Themes and questions
Themes and Questions
Margaret Mead's "Coming of Age in Samoa" presents thought-provoking themes that challenge our understanding of adolescence. By examining cultural influences on development, she raises key questions about the nature of growing up and the factors that shape our experiences.
Central claims
- Nature vs. Nurture: Mead explores whether adolescence is universally stressful or culturally determined.
- Samoan Adolescence: She concludes that Samoan girls navigate adolescence more easily due to their culture.
- Community Raising: Extended family involvement in child-rearing is highlighted.
- Openness to Life: Samoans are open about life events, including birth and death.
- Cultural Comparison: Mead compares Samoan and American adolescent experiences.
Motifs & problems
Mead's work is marked by motifs of openness and community involvement. However, her depiction of Samoan life has been criticized for romanticizing and downplaying complexities, such as adolescent sexuality and social hierarchy.
Study questions
- How does Mead's work contribute to the nature vs. nurture debate?
- What role does community play in Samoan child-rearing?
- How does Samoan culture compare to American culture regarding adolescence?
- What are some criticisms of Mead's portrayal of Samoan life?
- How does Mead's work affect our understanding of adolescent development?
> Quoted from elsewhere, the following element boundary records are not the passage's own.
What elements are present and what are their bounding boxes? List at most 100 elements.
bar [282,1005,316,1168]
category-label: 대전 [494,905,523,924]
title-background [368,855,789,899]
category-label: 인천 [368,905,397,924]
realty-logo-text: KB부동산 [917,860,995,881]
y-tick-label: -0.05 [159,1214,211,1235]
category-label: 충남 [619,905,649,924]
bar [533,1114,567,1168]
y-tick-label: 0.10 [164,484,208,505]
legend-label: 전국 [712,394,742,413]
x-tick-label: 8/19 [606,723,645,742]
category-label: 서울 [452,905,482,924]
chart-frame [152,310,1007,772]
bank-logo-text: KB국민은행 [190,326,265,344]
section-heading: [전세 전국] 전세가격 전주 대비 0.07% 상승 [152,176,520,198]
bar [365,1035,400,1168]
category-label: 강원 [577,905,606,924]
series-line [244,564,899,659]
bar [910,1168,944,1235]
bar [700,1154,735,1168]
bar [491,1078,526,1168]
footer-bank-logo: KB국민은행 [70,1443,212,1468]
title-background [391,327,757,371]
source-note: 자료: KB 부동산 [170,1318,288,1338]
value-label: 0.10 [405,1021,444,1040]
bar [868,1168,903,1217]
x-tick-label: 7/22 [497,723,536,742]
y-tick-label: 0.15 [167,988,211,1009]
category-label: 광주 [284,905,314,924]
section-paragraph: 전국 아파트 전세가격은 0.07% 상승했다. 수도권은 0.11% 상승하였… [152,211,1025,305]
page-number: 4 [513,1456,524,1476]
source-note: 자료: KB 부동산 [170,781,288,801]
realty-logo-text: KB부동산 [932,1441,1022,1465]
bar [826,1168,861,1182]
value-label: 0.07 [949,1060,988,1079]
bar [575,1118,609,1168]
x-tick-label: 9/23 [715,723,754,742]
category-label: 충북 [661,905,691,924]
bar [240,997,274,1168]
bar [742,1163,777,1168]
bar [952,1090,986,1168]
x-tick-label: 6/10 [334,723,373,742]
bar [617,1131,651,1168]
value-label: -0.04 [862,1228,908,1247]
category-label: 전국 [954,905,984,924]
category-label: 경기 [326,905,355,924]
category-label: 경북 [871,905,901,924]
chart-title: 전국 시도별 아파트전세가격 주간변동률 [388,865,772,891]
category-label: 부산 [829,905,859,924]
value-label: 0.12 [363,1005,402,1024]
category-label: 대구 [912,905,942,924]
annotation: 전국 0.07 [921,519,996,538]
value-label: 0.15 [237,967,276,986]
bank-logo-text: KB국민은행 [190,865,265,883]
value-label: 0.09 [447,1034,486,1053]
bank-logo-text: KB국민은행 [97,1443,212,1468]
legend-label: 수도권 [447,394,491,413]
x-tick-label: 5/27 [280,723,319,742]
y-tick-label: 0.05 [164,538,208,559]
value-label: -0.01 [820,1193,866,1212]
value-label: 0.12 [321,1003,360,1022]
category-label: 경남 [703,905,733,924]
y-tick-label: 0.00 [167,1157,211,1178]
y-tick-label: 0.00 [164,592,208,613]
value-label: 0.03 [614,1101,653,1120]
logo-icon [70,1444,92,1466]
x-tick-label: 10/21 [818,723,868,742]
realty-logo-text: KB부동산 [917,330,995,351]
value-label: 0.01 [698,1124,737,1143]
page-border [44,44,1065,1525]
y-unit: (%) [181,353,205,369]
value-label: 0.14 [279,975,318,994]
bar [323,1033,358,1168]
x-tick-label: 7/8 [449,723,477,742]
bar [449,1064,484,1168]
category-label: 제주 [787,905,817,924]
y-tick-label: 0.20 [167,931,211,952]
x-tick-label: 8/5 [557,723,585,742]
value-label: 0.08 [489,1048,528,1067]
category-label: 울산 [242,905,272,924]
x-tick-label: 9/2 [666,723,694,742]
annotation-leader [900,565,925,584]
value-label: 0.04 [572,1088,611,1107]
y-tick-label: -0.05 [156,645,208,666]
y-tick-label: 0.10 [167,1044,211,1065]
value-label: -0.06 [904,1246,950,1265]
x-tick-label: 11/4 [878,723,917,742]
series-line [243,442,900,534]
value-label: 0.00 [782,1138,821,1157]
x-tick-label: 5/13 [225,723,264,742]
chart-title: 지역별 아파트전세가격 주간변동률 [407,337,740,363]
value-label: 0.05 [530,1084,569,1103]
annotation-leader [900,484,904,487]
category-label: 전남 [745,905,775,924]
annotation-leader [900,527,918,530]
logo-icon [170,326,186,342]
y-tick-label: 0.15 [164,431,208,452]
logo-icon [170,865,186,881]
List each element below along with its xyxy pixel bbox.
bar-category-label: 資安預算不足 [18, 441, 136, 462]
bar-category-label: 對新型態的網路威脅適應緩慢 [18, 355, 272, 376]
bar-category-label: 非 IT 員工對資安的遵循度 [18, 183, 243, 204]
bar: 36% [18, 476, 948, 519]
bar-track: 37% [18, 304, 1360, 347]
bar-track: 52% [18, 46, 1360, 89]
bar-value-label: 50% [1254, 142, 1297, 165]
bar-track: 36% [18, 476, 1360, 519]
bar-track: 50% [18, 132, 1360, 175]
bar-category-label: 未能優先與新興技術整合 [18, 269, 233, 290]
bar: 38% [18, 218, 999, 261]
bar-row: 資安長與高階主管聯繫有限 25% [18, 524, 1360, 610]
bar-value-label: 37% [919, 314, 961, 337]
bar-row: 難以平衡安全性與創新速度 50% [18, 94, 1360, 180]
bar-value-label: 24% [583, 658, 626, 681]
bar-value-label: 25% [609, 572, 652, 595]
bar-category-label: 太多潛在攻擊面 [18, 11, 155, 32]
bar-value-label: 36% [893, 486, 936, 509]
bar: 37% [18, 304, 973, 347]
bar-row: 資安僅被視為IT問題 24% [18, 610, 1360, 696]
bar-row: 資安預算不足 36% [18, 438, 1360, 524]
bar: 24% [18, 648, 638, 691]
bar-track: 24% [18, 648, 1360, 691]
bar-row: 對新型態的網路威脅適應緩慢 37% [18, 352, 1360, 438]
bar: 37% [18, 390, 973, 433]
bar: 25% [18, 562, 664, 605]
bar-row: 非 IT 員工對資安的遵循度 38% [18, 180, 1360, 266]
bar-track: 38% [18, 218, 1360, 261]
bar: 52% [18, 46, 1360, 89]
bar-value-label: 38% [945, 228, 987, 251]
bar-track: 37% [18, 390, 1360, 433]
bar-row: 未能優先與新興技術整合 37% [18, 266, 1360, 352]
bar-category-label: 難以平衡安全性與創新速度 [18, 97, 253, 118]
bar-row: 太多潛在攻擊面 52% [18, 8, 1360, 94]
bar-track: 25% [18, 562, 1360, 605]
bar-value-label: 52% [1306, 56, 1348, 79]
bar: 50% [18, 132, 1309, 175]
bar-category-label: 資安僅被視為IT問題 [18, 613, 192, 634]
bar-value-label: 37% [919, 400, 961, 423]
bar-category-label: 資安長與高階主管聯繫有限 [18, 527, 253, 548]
Interpretation, close reading & resources
Critical approaches & debates
Coming of Age in Samoa has been a focal point for diverse critical readings. Feminist scholars appreciate Mead’s challenge to Western norms of adolescent sexuality and gender roles, highlighting cultural relativism. Postcolonial critiques analyze how Mead’s romanticized portrayal can exoticize Samoan life and inadvertently support imperialist narratives. Marxist perspectives tend to focus less on Mead’s textual approach but interrogate the socio-economic structures around her fieldwork. There is intense debate over the accuracy of Mead's observations, especially following Derek Freeman’s critique, which argued that Mead misrepresented Samoan sexuality and social conflict, accusing her of idealizing a conflict-free adolescence. These debates raise important questions about ethnographic reflexivity and the politics of representation.
Key passages
A key passage vividly describes Samoan adolescent girls’ experience of sexuality contrasted against Western norms. Mead opens with a metaphor of dawn and nighttime lovers returning home quietly, illustrating a "Walk of No Shame" after sexual encounters. This scene sets the tone for her argument that Samoan youth undergo adolescence without the turmoil seen in American culture, emphasizing cultural variation in developmental experiences. The passage’s function is to challenge assumptions about adolescence as inherently stressful and to foreground cultural context in human development.
Bibliography
Margaret Mead, Coming of Age in Samoa: A Psychological Study of Primitive Youth for Western Civilisation, New York: William Morrow & Company, 1928 (various editions, e.g., 1961 reprint). Derek Freeman, Margaret Mead and Samoa: The Making and Unmaking of an Anthropological Myth (1983) critiques Mead’s account. Recent scholarship includes Deborah Beatriz Blum’s Coming of Age: The Sexual Awakening of Margaret Mead (2017), which examines the biographical and methodological disputes surrounding the work.